Young Sheldon: Why Everybody Loves Lance Barber’s George Sr.
Fans' undying appreciation for George Cooper Sr. is The Big Bang Theory prequel's real legacy.
This article contains spoilers for the final episodes of Young Sheldon.
Allow me to offer you a peek into the TV-viewing habits of the Bojalad household. I was not a dedicated watcher of The Big Bang Theory, nor its prequel spinoff Young Sheldon. I am, however, a daily watcher of American quiz show institution Jeopardy!.
Since Jeopardy! airs at 7:30 p.m. ET on CBS in my particular TV market (it broadcasts on NBC or ABC in other parts of the country at varying times), sometimes I forget to change the channel and catch some of the 8 p.m. ET showing of Young Sheldon on Thursday nights. One of those “accidental Young Sheldon” nights just happened to occur on May 16, the date of the two-part series finale. That was the night I discovered that my wife, and pretty much the rest of the TV-viewing public, really, really loves Sheldon’s dad, George Cooper Sr. (Lance Barber).
As the “previously on” segment relived the moment in Young Sheldon‘s penultimate installment when the Cooper family learns that George Sr. died from a heart attack, my wife screamed from the other end of the couch “Wait! Young Sheldon’s dad is dead?!?” The news cast a dark shadow over the rest of the evening. My TV-agnostic spouse was genuinely devastated by the death of a TV character on a show that she’s seen only a handful of times and in 10-minute increments at that.
Really, however, I shouldn’t have been surprised by her reaction. George Sr. is a remarkably lovable character. His mere absence is enough to turn the finale of Young Sheldon into one of the TV season’s biggest tearjerkers. Both “The Funeral” and “Memoir” revolve around the Cooper family’s varied reaction to the death of their beloved patriarch. After 279 episodes of The Big Bang Theory and 141 episodes of Young Sheldon, the emotional climax of this whole storytelling universe comes down to the passing of a middle-aged high school football in suburban Texas in the 1990s. And it works!
That’s partially because George Sr. represents one of the most successful archetypes in all of television: The Good Dad. While Sheldon’s (likely exaggerated) memories of his father in The Big Bang Theory didn’t always paint the man in the warmest light, the George Sr. that fans meet in Young Sheldon is somewhere between Ted Lasso and an actual saint. He doesn’t fully understand his son, but he always loves him.
In a pre-finale interview with Den of Geek, Meemaw actress Annie Potts said that the show was ultimately “a study on how we all have people in our family that we have to explain to everyone else. But at the end of the day, it’s like, well, you just love them, you know?” It’s hard to think of a character who better typifies that than George Sr. Yes, Sheldon is difficult, but George Sr. routinely supports his son and frequently protects him from his less-understanding peers in 1990s Galveston.
And speaking of protecting people, one time George Sr. basically became John Wick!

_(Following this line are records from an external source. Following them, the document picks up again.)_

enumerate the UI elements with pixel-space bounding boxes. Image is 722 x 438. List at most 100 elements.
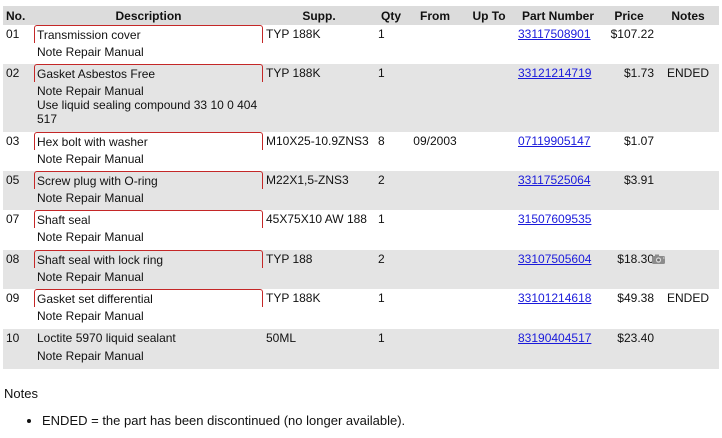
repair-manual-note: Note Repair Manual — [37, 349, 144, 363]
supplier-cell: TYP 188K — [263, 25, 375, 64]
table-row: 08 Shaft seal with lock ring Note Repair M… — [3, 250, 719, 289]
upto-cell — [463, 132, 515, 171]
table-row: 02 Gasket Asbestos Free Note Repair Manual… — [3, 64, 719, 132]
part-number-link[interactable]: 33121214719 — [518, 64, 591, 80]
price-text: $1.07 — [623, 134, 654, 148]
from-cell-text — [410, 210, 460, 212]
notes-list-item: ENDED = the part has been discontinued (… — [42, 404, 405, 438]
supplier-cell: 45X75X10 AW 188 — [263, 210, 375, 250]
header-part-number: Part Number — [515, 6, 601, 25]
part-number-link[interactable]: 33117508901 — [518, 25, 591, 41]
notes-cell — [657, 132, 719, 171]
notes-text — [660, 250, 716, 252]
upto-cell — [463, 210, 515, 250]
table-row: 10 Loctite 5970 liquid sealant Note Repair… — [3, 329, 719, 369]
repair-manual-note: Note Repair Manual — [37, 191, 144, 205]
description-cell: Hex bolt with washer Note Repair Manual — [34, 132, 263, 171]
price-text: $107.22 — [610, 27, 654, 41]
upto-cell-text — [466, 64, 512, 66]
from-cell — [407, 171, 463, 210]
part-number-cell: 33117508901 — [515, 25, 601, 64]
camera-icon[interactable] — [651, 253, 667, 268]
part-number-link[interactable]: 33107505604 — [518, 250, 591, 266]
row-no: 02 — [3, 64, 34, 132]
price-cell: $23.40 — [601, 329, 657, 369]
part-number-link[interactable]: 07119905147 — [518, 132, 591, 148]
part-number-link[interactable]: 33117525064 — [518, 171, 591, 187]
description-text: Screw plug with O-ring — [34, 171, 263, 189]
row-no-text: 01 — [6, 27, 20, 41]
repair-manual-note: Note Repair Manual — [37, 152, 144, 166]
supplier-cell: M22X1,5-ZNS3 — [263, 171, 375, 210]
price-text: $49.38 — [617, 291, 654, 305]
notes-list: ENDED = the part has been discontinued (… — [4, 404, 405, 438]
qty-cell: 1 — [375, 25, 407, 64]
qty-cell: 1 — [375, 329, 407, 369]
description-cell: Gasket set differential Note Repair Manua… — [34, 289, 263, 329]
from-cell-text: 09/2003 — [413, 134, 457, 148]
supplier-cell-text: M22X1,5-ZNS3 — [266, 173, 349, 187]
extra-note: Use liquid sealing compound 33 10 0 404 … — [37, 98, 258, 126]
supplier-cell-text: 45X75X10 AW 188 — [266, 212, 367, 226]
part-number-link[interactable]: 33101214618 — [518, 289, 591, 305]
description-cell: Transmission cover Note Repair Manual — [34, 25, 263, 64]
upto-cell — [463, 289, 515, 329]
price-cell: $107.22 — [601, 25, 657, 64]
qty-cell: 8 — [375, 132, 407, 171]
from-cell-text — [410, 171, 460, 173]
part-number-cell: 33117525064 — [515, 171, 601, 210]
repair-manual-note: Note Repair Manual — [37, 270, 144, 284]
row-no-text: 05 — [6, 173, 20, 187]
supplier-cell-text: TYP 188K — [266, 66, 321, 80]
qty-cell-text: 1 — [378, 66, 385, 80]
notes-text — [660, 132, 716, 134]
from-cell-text — [410, 289, 460, 291]
header-from: From — [407, 6, 463, 25]
row-no: 10 — [3, 329, 34, 369]
part-number-link[interactable]: 31507609535 — [518, 210, 591, 226]
qty-cell: 1 — [375, 289, 407, 329]
qty-cell-text: 8 — [378, 134, 385, 148]
description-text: Transmission cover — [34, 25, 263, 43]
part-number-link[interactable]: 83190404517 — [518, 329, 591, 345]
qty-cell: 1 — [375, 64, 407, 132]
header-upto: Up To — [463, 6, 515, 25]
part-number-cell: 33121214719 — [515, 64, 601, 132]
from-cell — [407, 329, 463, 369]
description-cell: Gasket Asbestos Free Note Repair Manual Us… — [34, 64, 263, 132]
description-text: Gasket Asbestos Free — [34, 64, 263, 82]
supplier-cell-text: 50ML — [266, 331, 297, 345]
upto-cell — [463, 329, 515, 369]
row-no: 08 — [3, 250, 34, 289]
table-row: 07 Shaft seal Note Repair Manual 45X75X10 A… — [3, 210, 719, 250]
description-cell: Loctite 5970 liquid sealant Note Repair M… — [34, 329, 263, 369]
notes-heading: Notes — [4, 386, 38, 401]
header-price: Price — [601, 6, 657, 25]
qty-cell: 2 — [375, 171, 407, 210]
header-supp: Supp. — [263, 6, 375, 25]
from-cell-text — [410, 25, 460, 27]
notes-text — [660, 210, 716, 212]
notes-text — [660, 171, 716, 173]
qty-cell: 2 — [375, 250, 407, 289]
from-cell — [407, 250, 463, 289]
supplier-cell: TYP 188 — [263, 250, 375, 289]
notes-cell — [657, 171, 719, 210]
row-no: 03 — [3, 132, 34, 171]
price-cell: $49.38 — [601, 289, 657, 329]
from-cell-text — [410, 250, 460, 252]
header-no: No. — [3, 6, 34, 25]
notes-text: ENDED — [666, 291, 709, 305]
upto-cell — [463, 64, 515, 132]
repair-manual-note: Note Repair Manual — [37, 309, 144, 323]
row-no: 07 — [3, 210, 34, 250]
supplier-cell-text: TYP 188K — [266, 291, 321, 305]
upto-cell-text — [466, 132, 512, 134]
price-cell: $3.91 — [601, 171, 657, 210]
notes-text — [660, 25, 716, 27]
table-header-row: No. Description Supp. Qty From Up To Par… — [3, 6, 719, 25]
from-cell — [407, 289, 463, 329]
qty-cell-text: 2 — [378, 173, 385, 187]
part-number-cell: 33101214618 — [515, 289, 601, 329]
supplier-cell: M10X25-10.9ZNS3 — [263, 132, 375, 171]
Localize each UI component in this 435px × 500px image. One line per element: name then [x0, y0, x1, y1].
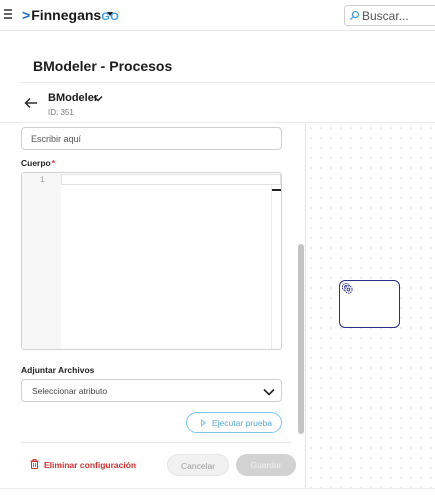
trash-icon[interactable] [30, 459, 39, 469]
divider [20, 82, 435, 83]
gear-icon [341, 282, 353, 294]
play-icon [201, 419, 206, 427]
top-bar: >FinnegansGO [0, 0, 435, 31]
panel-scrollbar-thumb[interactable] [298, 244, 304, 434]
delete-config-button[interactable]: Eliminar configuración [44, 460, 136, 470]
editor-scrollbar[interactable] [271, 185, 281, 349]
divider [21, 442, 291, 443]
menu-icon[interactable] [4, 9, 12, 19]
chevron-down-icon [263, 388, 275, 396]
chevron-down-icon[interactable] [93, 95, 103, 102]
search-icon [349, 10, 360, 21]
search-input[interactable] [362, 8, 435, 23]
brand-name: Finnegans [31, 7, 102, 23]
save-button[interactable]: Guardar [236, 454, 296, 476]
run-test-button[interactable]: Ejecutar prueba [186, 412, 282, 433]
editor-scroll-marker [272, 189, 281, 191]
brand-dropdown-icon[interactable] [107, 12, 113, 16]
config-panel: Cuerpo* 1 Adjuntar Archivos Seleccionar … [0, 123, 306, 488]
back-arrow-icon[interactable] [24, 97, 38, 109]
cancel-label: Cancelar [180, 461, 216, 471]
body-label-text: Cuerpo [21, 158, 51, 168]
model-name[interactable]: BModeler [48, 92, 98, 104]
required-mark: * [51, 158, 56, 168]
run-test-label: Ejecutar prueba [212, 418, 273, 428]
save-label: Guardar [250, 460, 282, 470]
code-editor[interactable]: 1 [21, 172, 282, 350]
page-title: BModeler - Procesos [33, 58, 173, 74]
cancel-button[interactable]: Cancelar [167, 454, 229, 476]
line-number: 1 [40, 176, 45, 185]
brand-logo[interactable]: >FinnegansGO [22, 7, 119, 23]
text-field[interactable] [21, 127, 282, 150]
brand-chevron-icon: > [22, 7, 31, 23]
panel-scrollbar[interactable] [297, 123, 305, 488]
bottom-edge [0, 488, 435, 500]
code-line-active[interactable] [61, 174, 281, 185]
attachments-select-value: Seleccionar atributo [32, 386, 108, 396]
body-label: Cuerpo* [21, 158, 55, 168]
search-box[interactable] [344, 5, 435, 26]
editor-gutter [22, 173, 61, 349]
attachments-select[interactable]: Seleccionar atributo [21, 379, 282, 402]
attachments-label: Adjuntar Archivos [21, 365, 95, 375]
model-id: ID: 351 [48, 108, 74, 117]
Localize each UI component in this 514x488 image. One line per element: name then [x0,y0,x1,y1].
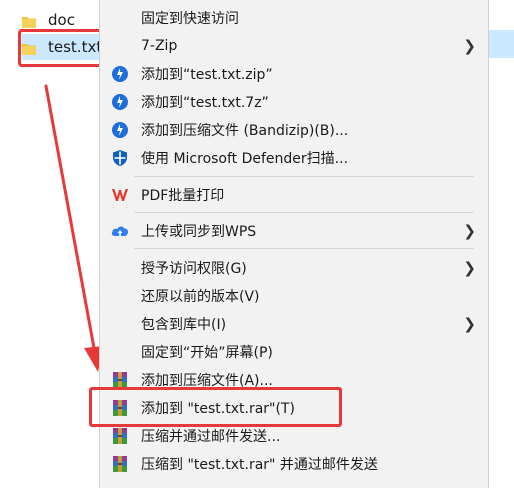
menu-item-restore-versions[interactable]: 还原以前的版本(V) [100,281,488,311]
menu-item-bandizip-7z[interactable]: 添加到“test.txt.7z” [100,87,488,117]
menu-item-label: 上传或同步到WPS [141,224,257,240]
chevron-right-icon: ❯ [463,315,476,333]
menu-item-label: 7-Zip [141,38,178,54]
menu-item-winrar-compress-rar-email[interactable]: 压缩到 "test.txt.rar" 并通过邮件发送 [100,449,488,479]
menu-item-bandizip-zip[interactable]: 添加到“test.txt.zip” [100,59,488,89]
menu-item-label: PDF批量打印 [141,188,225,204]
winrar-icon [110,454,130,474]
menu-item-label: 压缩到 "test.txt.rar" 并通过邮件发送 [141,457,378,473]
menu-item-give-access[interactable]: 授予访问权限(G) ❯ [100,253,488,283]
menu-item-label: 添加到压缩文件 (Bandizip)(B)... [141,123,349,139]
wps-pdf-icon [110,185,130,205]
menu-item-include-library[interactable]: 包含到库中(I) ❯ [100,309,488,339]
menu-separator [134,212,474,213]
bandizip-icon [110,120,130,140]
annotation-box-add-rar [89,387,342,427]
menu-item-label: 添加到“test.txt.7z” [141,95,269,111]
bandizip-icon [110,64,130,84]
menu-separator [134,248,474,249]
menu-item-label: 还原以前的版本(V) [141,289,260,305]
defender-shield-icon [110,148,130,168]
menu-item-label: 固定到快速访问 [141,11,239,27]
menu-item-wps-sync[interactable]: 上传或同步到WPS ❯ [100,216,488,246]
menu-item-label: 使用 Microsoft Defender扫描... [141,151,349,167]
bandizip-icon [110,92,130,112]
menu-item-7zip[interactable]: 7-Zip ❯ [100,31,488,61]
menu-item-label: 授予访问权限(G) [141,261,247,277]
menu-item-bandizip-add[interactable]: 添加到压缩文件 (Bandizip)(B)... [100,115,488,145]
wps-cloud-icon [110,221,130,241]
chevron-right-icon: ❯ [463,37,476,55]
chevron-right-icon: ❯ [463,259,476,277]
menu-item-label: 包含到库中(I) [141,317,227,333]
menu-item-defender-scan[interactable]: 使用 Microsoft Defender扫描... [100,143,488,173]
menu-item-pin-start[interactable]: 固定到“开始”屏幕(P) [100,337,488,367]
menu-separator [134,176,474,177]
menu-item-label: 添加到“test.txt.zip” [141,67,273,83]
menu-item-pin-quick-access[interactable]: 固定到快速访问 [100,3,488,33]
menu-item-pdf-batch-print[interactable]: PDF批量打印 [100,180,488,210]
chevron-right-icon: ❯ [463,222,476,240]
winrar-icon [110,426,130,446]
menu-item-label: 压缩并通过邮件发送... [141,429,281,445]
menu-item-label: 固定到“开始”屏幕(P) [141,345,273,361]
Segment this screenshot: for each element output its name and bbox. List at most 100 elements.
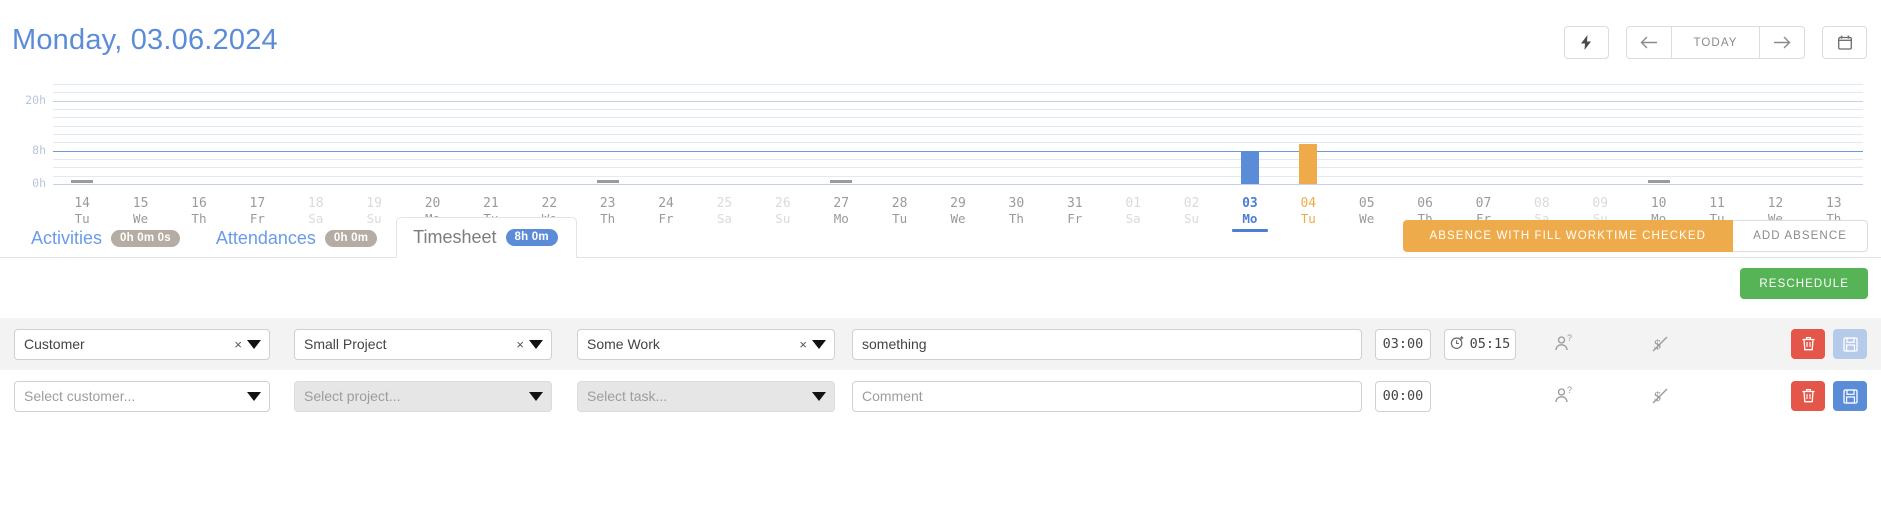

In a season 2 episode, George Sr. just casually knocks a bad man out cold and goes about his day. The man in question is the abusive boyfriend of Veronica Duncan’s (Isabel May) mother but to George Sr., he’s now just some unconscious bum on his front step. King shit. Shortly after George Sr.’s death in the May 9 episode of Young Sheldon, TikTok users boosted a humorous edit of this particular moment, causing it to go ultra viral.
Still, Young Sheldon couldn’t pull off The Good Dad archetype without the right actor to do so. Thankfully the show found that actor in the form of Midwestern workhorse Lance Barber. Though Barber will now likely always be known as Young Sheldon‘s dad to most, some comedy nerds will forever see him as terrible TV writer Paulie G on The Comeback or human disaster Bill Ponderosa on It’s Always Sunny in Philadelphia. The latter role even serves as a dark funhouse mirror version of George Cooper Sr.
Bill Ponderosa or “Pondy” is one of Sunny‘s most pathetic characters (which is saying a lot for a show that features Rickety Cricket). Like many individuals who enter into the Gang’s orbit, his life becomes irrevocably ruined because of it. Pondy goes from being a decent, if unremarkable family man to a drug-addled degenerate after sleeping with Dee Reynolds. He pops up several times throughout the series and looks increasingly worse for wear. In the ultimate contrast to George Sr., at one point Pondy’s kids tell the Gang that they wish he would just die already.
That, my friends, is what they call range. Barber works as George Sr. for the same way he works as Bill Ponderosa. He’s just such a dad. From his pleasantly rotund figure to his coif of meticulously gelled hair to his resting disappointed dad face, everything about Barber expresses a paternal presence. That’s what fans (including my wife apparently) responded to on Young Sheldon. And it’s why they’re all so sad to see him and the show go.